I think Hoare is bang on because we know the only similar values in many languages are also problematic even though they're not related to memory.

The NaNs are, as their name indicates, not numbers. So the fact this 32-bit floating point value parameter might be NaN, which isn't even a number, is as unhelpful as finding that the Goose you were passed as a parameter is null (ie not actually a Goose at all)

There's a good chance you've run into at least one bug where oops, that's NaN and now the NaN has spread and everything is ruined.

The IEEE NaNs are baked into the hardware everybody uses, so we'll find it harder to break away from this situation than for the Billion Dollar Mistake, but it's clearly not a coincidence that this type problem occurs for other types, so I'd say Hoare was right on the money and that we're finally moving in the correct direction.

grumpyprole|2 months ago

It's overblown until it isn't. Hoare didn't pluck that number from thin air. This is now a solved problem in modern programming languages. If Odin doesn't have this and other essential memory safety features, it's certainly not worth the massive retooling effort.

leecommamichael|2 months ago

Odin offers a Maybe(T) type which might satisfy your itch. It's sort of a compromise. Odin uses multiple-returns with a boolean "ok" value for binary failure-detection. There is actually quite a lot of syntax support for these "optional-ok" situations in Odin, and that's plenty for me. I appreciate the simplicity of handling these things as plain values. I see an argument for moving some of this into the type-system (using Maybe) when it comes to package/API boundaries, but in practice I haven't chosen to use it in Odin.

sidkshatriya|2 months ago

All the standard libraries use naked ^T .

Maybe(T) would be for my own internal code. I would need to wrap/unwrap Maybe at all interfaces with external code.

In my view a huge value addition from plain C to Zig/Rust has been eliminating NULL pointer possibility in default pointer type. Odin makes the same mistake as Golang did. It's not excusable IMHO in such a new language.

phplovesong|2 months ago

Not a Odin user, but iirc odin also has Go like zero values. There is no practical option unless you have null. Like a string cant be null, its "at least" an empty string.
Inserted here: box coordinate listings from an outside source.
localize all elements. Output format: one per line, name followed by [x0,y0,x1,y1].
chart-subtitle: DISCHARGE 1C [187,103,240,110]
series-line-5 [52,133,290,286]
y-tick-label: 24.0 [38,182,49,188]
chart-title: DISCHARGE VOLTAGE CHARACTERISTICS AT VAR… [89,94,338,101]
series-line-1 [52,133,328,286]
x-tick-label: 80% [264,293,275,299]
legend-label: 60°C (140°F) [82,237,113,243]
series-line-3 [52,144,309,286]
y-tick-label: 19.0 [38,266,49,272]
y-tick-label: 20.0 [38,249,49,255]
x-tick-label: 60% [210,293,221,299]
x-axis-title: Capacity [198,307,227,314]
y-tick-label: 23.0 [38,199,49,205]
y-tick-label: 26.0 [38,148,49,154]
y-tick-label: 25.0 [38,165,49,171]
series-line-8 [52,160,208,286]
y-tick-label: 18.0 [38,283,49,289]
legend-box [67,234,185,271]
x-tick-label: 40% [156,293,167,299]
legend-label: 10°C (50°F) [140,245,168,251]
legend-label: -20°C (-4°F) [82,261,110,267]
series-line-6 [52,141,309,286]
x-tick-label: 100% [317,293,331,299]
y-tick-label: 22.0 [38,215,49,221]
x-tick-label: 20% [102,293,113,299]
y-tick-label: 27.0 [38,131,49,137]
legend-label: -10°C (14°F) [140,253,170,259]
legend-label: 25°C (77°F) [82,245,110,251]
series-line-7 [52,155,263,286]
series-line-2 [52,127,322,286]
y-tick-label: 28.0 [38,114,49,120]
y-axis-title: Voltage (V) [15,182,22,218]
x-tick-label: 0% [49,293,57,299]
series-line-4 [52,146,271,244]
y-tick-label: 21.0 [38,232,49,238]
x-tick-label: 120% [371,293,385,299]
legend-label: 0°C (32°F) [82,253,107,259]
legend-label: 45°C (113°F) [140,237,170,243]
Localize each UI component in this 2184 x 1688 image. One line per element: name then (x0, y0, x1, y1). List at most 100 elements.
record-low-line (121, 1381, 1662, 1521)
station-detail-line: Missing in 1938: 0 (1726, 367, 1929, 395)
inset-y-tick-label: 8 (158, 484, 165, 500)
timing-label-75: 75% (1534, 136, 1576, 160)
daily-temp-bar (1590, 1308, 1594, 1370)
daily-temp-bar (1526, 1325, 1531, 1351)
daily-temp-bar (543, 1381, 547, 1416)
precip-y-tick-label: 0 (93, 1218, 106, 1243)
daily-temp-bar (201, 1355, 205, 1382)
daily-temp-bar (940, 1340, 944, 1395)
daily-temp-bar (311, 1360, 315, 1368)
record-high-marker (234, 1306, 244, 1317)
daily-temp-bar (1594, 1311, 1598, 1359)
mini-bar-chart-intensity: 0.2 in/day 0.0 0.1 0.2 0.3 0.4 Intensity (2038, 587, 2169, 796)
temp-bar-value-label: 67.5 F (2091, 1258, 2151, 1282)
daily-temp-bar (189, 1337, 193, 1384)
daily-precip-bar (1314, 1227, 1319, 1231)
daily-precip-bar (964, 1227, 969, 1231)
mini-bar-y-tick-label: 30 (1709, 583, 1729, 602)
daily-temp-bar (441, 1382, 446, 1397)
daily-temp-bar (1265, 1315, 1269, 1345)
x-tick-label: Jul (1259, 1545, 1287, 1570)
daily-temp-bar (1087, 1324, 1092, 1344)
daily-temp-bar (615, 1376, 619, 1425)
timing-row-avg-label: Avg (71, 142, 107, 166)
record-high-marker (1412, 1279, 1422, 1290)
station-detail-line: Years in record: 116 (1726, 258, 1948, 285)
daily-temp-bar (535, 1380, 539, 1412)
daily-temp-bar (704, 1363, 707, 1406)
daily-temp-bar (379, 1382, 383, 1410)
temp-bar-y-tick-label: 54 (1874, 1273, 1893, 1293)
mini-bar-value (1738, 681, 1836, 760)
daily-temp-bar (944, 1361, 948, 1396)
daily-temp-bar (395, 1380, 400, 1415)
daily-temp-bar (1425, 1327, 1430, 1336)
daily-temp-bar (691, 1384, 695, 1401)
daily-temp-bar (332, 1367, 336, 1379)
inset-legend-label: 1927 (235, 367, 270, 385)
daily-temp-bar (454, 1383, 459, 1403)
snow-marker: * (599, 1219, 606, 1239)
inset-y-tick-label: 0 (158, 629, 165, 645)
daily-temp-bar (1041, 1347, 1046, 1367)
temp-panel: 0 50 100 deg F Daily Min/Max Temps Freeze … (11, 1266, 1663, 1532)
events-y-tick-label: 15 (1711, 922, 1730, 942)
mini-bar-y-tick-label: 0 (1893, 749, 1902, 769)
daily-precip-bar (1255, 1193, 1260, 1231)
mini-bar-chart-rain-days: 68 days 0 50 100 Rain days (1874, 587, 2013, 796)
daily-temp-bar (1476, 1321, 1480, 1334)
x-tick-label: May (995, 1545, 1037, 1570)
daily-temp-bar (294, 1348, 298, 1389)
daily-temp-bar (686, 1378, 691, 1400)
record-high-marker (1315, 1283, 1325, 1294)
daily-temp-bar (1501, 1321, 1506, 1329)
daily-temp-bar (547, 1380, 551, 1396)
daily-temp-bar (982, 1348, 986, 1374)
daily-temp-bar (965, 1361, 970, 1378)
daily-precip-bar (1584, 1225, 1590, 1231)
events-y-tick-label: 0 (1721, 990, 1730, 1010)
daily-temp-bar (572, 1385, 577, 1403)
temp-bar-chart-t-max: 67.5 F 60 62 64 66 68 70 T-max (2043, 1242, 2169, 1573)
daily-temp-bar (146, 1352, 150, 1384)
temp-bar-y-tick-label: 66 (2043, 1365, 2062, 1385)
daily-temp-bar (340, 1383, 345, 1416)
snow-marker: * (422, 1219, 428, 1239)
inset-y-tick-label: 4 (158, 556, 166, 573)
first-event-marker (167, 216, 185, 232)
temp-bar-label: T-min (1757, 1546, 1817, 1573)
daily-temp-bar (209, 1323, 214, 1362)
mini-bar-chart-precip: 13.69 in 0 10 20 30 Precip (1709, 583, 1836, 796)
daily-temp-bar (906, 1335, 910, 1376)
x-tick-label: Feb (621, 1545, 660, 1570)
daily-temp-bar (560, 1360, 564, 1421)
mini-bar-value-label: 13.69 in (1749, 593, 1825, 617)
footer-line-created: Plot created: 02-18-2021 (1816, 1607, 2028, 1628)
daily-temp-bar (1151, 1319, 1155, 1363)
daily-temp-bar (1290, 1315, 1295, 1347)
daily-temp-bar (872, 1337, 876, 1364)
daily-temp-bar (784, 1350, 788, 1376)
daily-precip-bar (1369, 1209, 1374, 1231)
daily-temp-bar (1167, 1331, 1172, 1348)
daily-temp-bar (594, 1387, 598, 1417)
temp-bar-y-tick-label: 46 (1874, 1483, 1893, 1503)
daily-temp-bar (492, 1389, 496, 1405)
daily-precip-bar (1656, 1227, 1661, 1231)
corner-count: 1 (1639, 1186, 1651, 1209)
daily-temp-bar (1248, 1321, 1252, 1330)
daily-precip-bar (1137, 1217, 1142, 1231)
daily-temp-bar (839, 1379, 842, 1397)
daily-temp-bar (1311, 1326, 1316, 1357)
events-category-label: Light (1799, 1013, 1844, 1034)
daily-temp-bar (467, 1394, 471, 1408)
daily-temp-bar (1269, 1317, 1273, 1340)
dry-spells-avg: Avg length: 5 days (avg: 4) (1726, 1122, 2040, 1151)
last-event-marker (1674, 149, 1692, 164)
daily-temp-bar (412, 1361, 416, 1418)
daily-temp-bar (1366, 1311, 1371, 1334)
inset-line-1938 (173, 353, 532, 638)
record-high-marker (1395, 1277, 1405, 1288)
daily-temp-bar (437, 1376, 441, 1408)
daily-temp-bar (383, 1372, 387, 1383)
But whats a base value for a pointer? A function? An interface? Either you wrap (ocaml style) or use null. Its pragmatism vs correctness, a balance as old as computing.

gingerBill|1 month ago

Odin's type system is just different to many other languages, and trying to compare it to others doesn't always work out very well.

`Maybe` does exist in Odin. So if you want a `nil` string either use `Maybe(string)` or `cstring` (which has both `nil` (since it is a pointer) and `""` which is the empty string, a non-nil pointer). Also, Odin doesn't have "interface"s since it's a strictly imperative procedural language.

As for you question about base values, I am not sure what you mean by this. Odin hasn't got a "everything is a pointer internally" approach like many GC'd languages. Odin follows in the C tradition, so the "base value" is just whatever the type is.